Until late in the 20th century pain was poorly understood and patients expected that their surgery or recovery after injury would be miserable, even agonizing. Even cancer pain was not well managed until recent decades and suffering was a ‘normal’ part of being a patient.

More recently an explosion of knowledge in our understanding of the brain and about pain has lead to improved management techniques and better outcomes for patients.

What is a pain medicine specialist?

As medical knowledge about pain and its management has grown, the specialty of pain medicine has developed and has been recognized in its own right since 2005 in Australia and in New Zealand since 2012.

Many pain specialists begin their career as anaesthetists due to their involvement with management of pain after surgery, although rehabilitation specialists also make up a large proportion of the approximately 450 qualified pain medicine specialists in Australia. Pain Medicine Specialists complete an extra two years training and examinations in addition to their original specialty to become a Fellow of the Faculty of Pain Medicine. (FFPMANZCA)  As pain affects patients in a broad range of medical areas, doctors from specialties such as paediatrics, neurology, neurosurgery, psychiatry and general practice have also trained as pain medicine specialists in Australia.

Who should see a pain medicine specialist?

While many simple pain issues resolve with time, patients are often referred to pain specialists when the pain problem is more complex or has the potential to impact on long-term recovery.

Pain medicine specialists understand pain physiology, or how pain works in the body and the benefits and side effects of medications and other treatments for pain.
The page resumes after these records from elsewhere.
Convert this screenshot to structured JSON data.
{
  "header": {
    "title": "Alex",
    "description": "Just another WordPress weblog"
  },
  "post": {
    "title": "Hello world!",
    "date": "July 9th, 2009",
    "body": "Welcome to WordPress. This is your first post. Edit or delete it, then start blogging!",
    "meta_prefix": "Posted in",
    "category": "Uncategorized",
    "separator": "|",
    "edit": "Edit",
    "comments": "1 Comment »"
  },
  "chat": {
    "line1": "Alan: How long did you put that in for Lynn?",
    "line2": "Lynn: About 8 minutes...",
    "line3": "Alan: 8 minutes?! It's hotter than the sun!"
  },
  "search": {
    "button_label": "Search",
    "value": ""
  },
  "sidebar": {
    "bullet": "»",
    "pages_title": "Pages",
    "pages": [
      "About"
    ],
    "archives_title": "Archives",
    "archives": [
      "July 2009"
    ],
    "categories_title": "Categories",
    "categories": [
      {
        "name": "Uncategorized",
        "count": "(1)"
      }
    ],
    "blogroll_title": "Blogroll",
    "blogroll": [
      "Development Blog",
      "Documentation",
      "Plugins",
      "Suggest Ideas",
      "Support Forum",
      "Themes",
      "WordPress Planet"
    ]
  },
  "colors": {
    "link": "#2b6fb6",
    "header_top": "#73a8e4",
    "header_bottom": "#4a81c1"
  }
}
They are trained to take a whole patient approach; assessing not only the pain but the impact it has on the patient and their life so that treatment can be individualized to a patient’s situation and goals.

Pain management after surgery

Pain is often patients’ greatest fear about surgery. Today while major surgery is not pain free, advances in surgical and medical care usually enable pain to be reduced to a tolerable level.

Many patients having surgery today are already taking pain medications, making their pain management after surgery more difficult. A pain specialist is knowledgeable about the options for these patients and can be consulted before surgery or in the postoperative phase.

Today patients are often discharged while they are still taking pain medication. Pain specialists can provide information to patients about medication and other non-drug techniques for pain management as well as how and when to stop taking pain medication after surgery.

Medication management

Sensitivities or side effects of pain medication, tolerance due to long-term medication use or difficulty ceasing pain medication are example of problems pain specialists can help with. They are also expert in management of drugs for nerve pain that need careful titration.

Team work, multidisciplinary care.

Working with patients with persistent pain or complex pain often requires a team approach. Pain specialists regularly communicate with other doctors and health care providers.

For in hospital care pain specialists often provide a consultation service for patients with complex pain problems. They also work with nursing staff, pharmacists, and allied health staff and support ongoing education about pain management and development of safe practices in various hospital areas.

Patients seen as outpatients may see a pain medicine specialist for assessment, prescribing medication, performing pain relieving procedures, or education and counseling of patients and families. Often the specialist is involved in coordinating a team that includes physiotherapists, psychologists, occupational therapists, social workers and nurses who bring specific skills and techniques to help manage complex pain problems.